The high school social ladder reversed

Suddenly the geek who’d suffered mild but persistent bullying throughout the previous five years had grown a beard, discovered the gym and was now prime Oxbridge bound dating material. Meanwhile, that guy everyone had fancied in Year 10 had acquired a prematurely receding hairline and was one bad grade away from being kicked out.

The school year book was an overpriced vanity project

It was basically 30 pages devoted to heavily retouched photos of the head boy’s and head girl’s friends and teachers you’d never heard of gushing about them. They also inevitably forgot to include a photo of the guy who had moved to your sixth form that year, which was excruciatingly awkward. Worse, they dared charge £30. You still ended up buying it though, and in a few years you’ll really regret the photo you suggested.

What were you thinking

A year after you left, one of your classmates married a teacher

You only realised when they changed their profile picture to one of themselves in a wedding dress, gazing lovingly into Mr Wilkinson’s eyes. You have no idea how they kept it a secret through two years of Thursday afternoon double Maths lessons, but the rumours of the cleaning cupboard were true.
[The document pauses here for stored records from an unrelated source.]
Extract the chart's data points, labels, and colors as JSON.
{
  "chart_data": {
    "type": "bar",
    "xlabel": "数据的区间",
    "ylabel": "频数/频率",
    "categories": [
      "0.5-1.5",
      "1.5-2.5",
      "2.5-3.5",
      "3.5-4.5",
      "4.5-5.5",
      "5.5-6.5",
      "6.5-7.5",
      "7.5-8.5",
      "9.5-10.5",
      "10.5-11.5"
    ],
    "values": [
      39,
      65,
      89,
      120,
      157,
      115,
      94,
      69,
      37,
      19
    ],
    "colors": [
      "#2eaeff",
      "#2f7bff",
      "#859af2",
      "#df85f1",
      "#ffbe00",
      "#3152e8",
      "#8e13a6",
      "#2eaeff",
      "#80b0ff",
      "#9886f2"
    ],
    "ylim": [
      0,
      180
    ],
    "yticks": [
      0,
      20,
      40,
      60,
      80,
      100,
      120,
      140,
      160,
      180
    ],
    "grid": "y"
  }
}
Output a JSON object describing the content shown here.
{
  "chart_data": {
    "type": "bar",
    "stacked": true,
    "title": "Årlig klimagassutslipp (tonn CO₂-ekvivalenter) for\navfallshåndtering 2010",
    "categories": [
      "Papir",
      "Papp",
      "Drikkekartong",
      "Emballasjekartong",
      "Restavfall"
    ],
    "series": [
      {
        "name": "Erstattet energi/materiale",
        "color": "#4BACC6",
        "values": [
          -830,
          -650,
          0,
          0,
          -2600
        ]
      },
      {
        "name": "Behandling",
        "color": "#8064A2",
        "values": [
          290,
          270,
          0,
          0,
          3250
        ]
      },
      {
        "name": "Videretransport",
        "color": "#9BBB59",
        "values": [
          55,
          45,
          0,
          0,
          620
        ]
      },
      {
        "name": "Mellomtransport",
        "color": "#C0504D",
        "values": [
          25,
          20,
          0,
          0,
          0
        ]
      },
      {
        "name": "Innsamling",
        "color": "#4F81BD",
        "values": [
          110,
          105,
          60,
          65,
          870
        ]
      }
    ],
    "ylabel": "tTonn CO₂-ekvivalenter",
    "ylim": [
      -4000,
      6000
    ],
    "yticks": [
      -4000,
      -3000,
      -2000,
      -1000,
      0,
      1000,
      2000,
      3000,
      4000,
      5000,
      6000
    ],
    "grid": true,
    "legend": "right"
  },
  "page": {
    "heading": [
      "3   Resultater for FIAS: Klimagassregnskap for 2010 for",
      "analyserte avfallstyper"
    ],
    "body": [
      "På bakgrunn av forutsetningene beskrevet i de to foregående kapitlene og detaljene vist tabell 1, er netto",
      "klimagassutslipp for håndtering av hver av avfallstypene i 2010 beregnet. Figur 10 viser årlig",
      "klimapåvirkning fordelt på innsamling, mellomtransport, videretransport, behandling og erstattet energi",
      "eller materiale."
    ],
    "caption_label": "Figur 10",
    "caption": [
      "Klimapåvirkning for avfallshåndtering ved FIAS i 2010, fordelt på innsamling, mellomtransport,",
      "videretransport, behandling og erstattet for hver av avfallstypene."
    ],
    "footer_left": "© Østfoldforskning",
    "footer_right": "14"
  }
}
The smoking shelter was the best place to hang out

You took full liberty of no longer having to hide in the school bushes to smoke by spending all your breaks  hanging out in the plastic smoking shelter in front of the school. There was nowhere more glamorous you thought.

All the girls had a big comb over fringe at one point

Not to mention some of the boys.

You had so much free time it felt like being at university

The teachers kept telling you to take full advantage of all your free periods, which you did through frequent lie ins and copious viewing of The Jeremy Kyle Show.

You could go to Tesco, which was the coolest thing imaginable

You had been waiting for this moment since you were fourteen and it didn’t disappoint. Meal deals ruled. No one who wanted to maintain any scrap of social status dared bring a packed lunch.

Fridays were hangover days

It was the first time everyone could go out together and then go to college the next day. Your Friday morning lessons would be filled with the cloying smell of aged vodka and hands with faded stamps on them, trying hard to write the date correctly.

There was a block on the mobile signal which is why your phone never worked

Was there though? Was it not just that your phone signal was rubbish? Or was there actually led in the walls?